Início da descida da Serra de Belo Campo (Foto: Fabrício Ferraz)
Muita confiança e alguns quilômetros depois, já ao finzinho da ladeira, ladeira da memória... Ladeira que fazia as mulheres de pau de arara descer rezando... E, um final trash para a nossa aventura! Um tombo! Um tombo, feio. Daqueles espetaculares... Bonito de se ver e trágico pra quem sofre! Havia uma pedra no caminho, bem no pneu da frente. E o ciclista intrépido para ficar de pé, antes que a poeira baixasse, esqueceu de ver os ferimentos para conferir o estado da bike. Agora que havíamos concluído metade do trajeto de volta para casa. Afinal, ninguém merece ter que concluir o roteiro com a bicicleta no ombro! Um motoqueiro solidarizou-se com aqueles dois lunáticos que estavam ali parados bem no meio da estrada, pra ver se precisávamos de ajuda, mas como aparentemente parecíamos bem, apenas assinalou a existência de uma barragem próxima onde poderíamos lavar melhor as escoriações. 
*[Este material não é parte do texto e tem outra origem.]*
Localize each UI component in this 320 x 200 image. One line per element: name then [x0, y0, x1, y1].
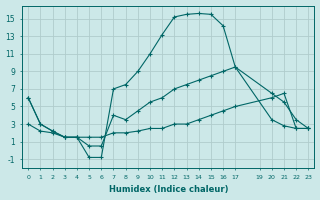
X-axis label: Humidex (Indice chaleur): Humidex (Indice chaleur): [108, 185, 228, 194]
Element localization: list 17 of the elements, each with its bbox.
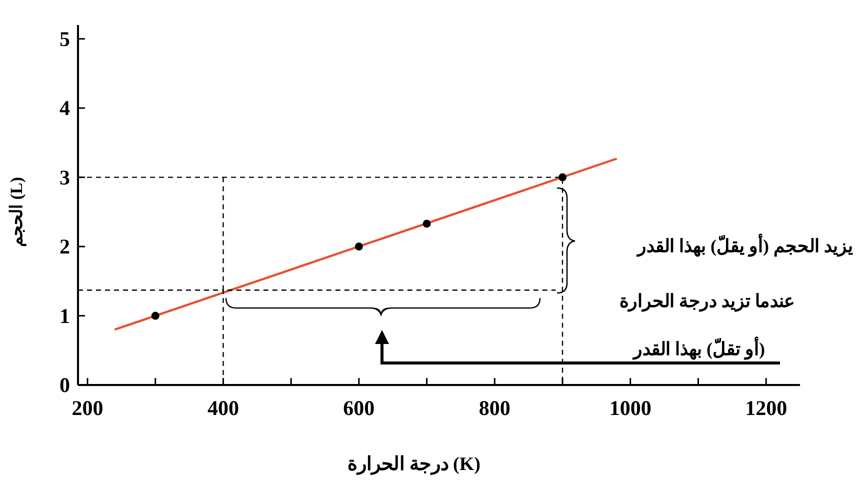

E vamos aos prejuízos: uma semana, no mínimo, para restabelecer o vigor físico, um capacete estraçalhado, um guidão completamente torto, quebra do passador de marchas esquerdo, e o sumiço de um pisca alerta! Que maravilha! E que maravilha!!!!
A Queda de Fabricio (Fotomotagem: Heloísa Bitú)
Paramos mais à frente no Povoado de Pé da Serra e contamos com a hospitalidade do Sr. Renir. O dono do bar nos convidou pra sentar, esperar esfriar o sangue e fazer assepsia dos ferimentos de Fabrício. 


Chegada ao Hospital de Tremedal 
(Foto: Heloísa Bitú)
Seu Renir é um típico dono de botequim, piadista, desses que não dispensa um quadro da equipe local futebolística bem no meio da parede, fumo de rolo e já atende os clientes de fogo! Convenceu-nos a filmar nossa passagem pelo seu bar e só nos liberou depois da exibição da cena, da qual o ator principal não éramos nós, mas ele mesmo! Foi o momento para descontrair e encontrar forças para continuar.

De chegada em Tremedal, fomos direto ao Hospital Municipal Dr. Adelmário Pinheiro, verificar direitinho os machucados de Fabrício para não assustar tanto o pessoal de casa. No momento, estamos avaliando quando retornaremos às bikes e quais percursos ainda são possíveis realizar antes de voltamos pro Ceará.  

Texto Heloisa Bitu com a pequena colaboração de Fabricio de Ferraz.